Ms McDonald denied the suggestion that she had been "nobbled" or forced to qualify the party's position.

She repeated that she did not want a border poll in the context of a "crash Brexit" because that would be "bad for Ireland north and south".

Meanwhile, an internal Sinn Féin document has revealed that thousands of public sector jobs could be lost in the event of a united Ireland.

An internal party paper says reunification will "of course" lead to "efficiencies in public services" as government agencies north and south merge.

The draft document entitled 'Irish Unity - An Activist's Guide' sets out a series of questions and answers under a heading 'How to have a conversation about Irish unity'.
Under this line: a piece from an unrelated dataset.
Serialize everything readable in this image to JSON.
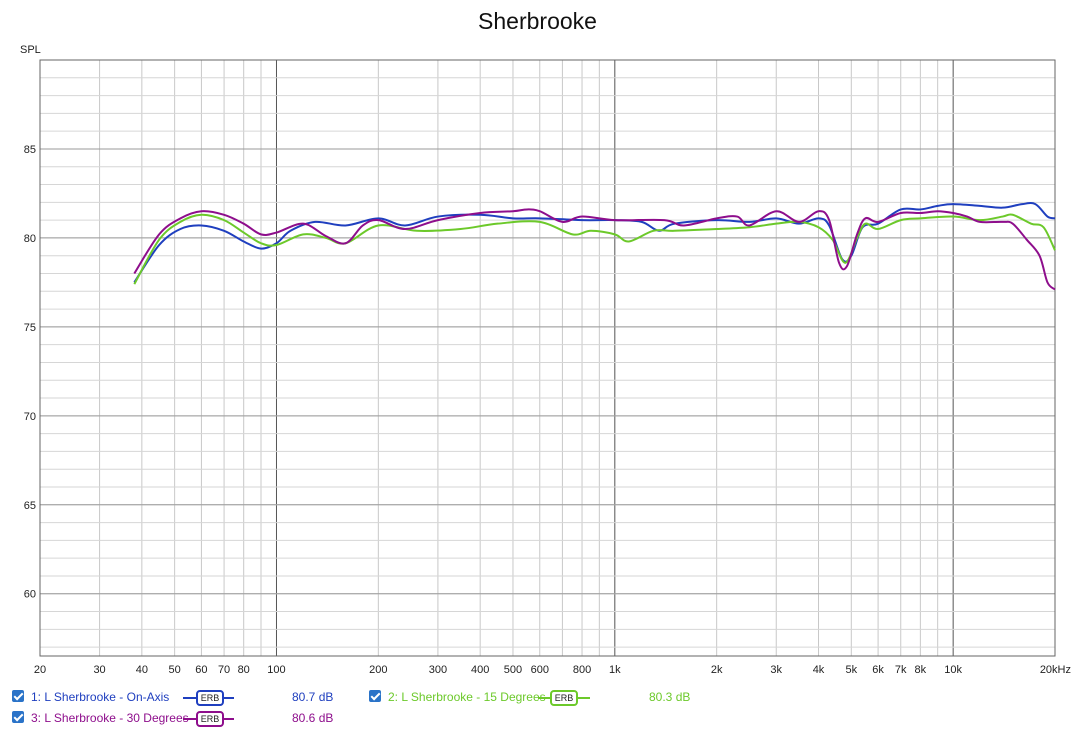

While conceding that jobs will be shed as duplicated services are consolidated, the document argues: "Irish unity creates the potential to address these shortcomings in public services, ensuring that we can deliver better outcomes to communities and families as well as benefit from the elimination of duplication. Public sector planning is one of the pieces of work that needs to start now."

The paper also contests that there will be extra taxes to replace the multi-billion subsidy the north receives every year as "increase in economic growth post-unity, the need for any subvention, would disappear".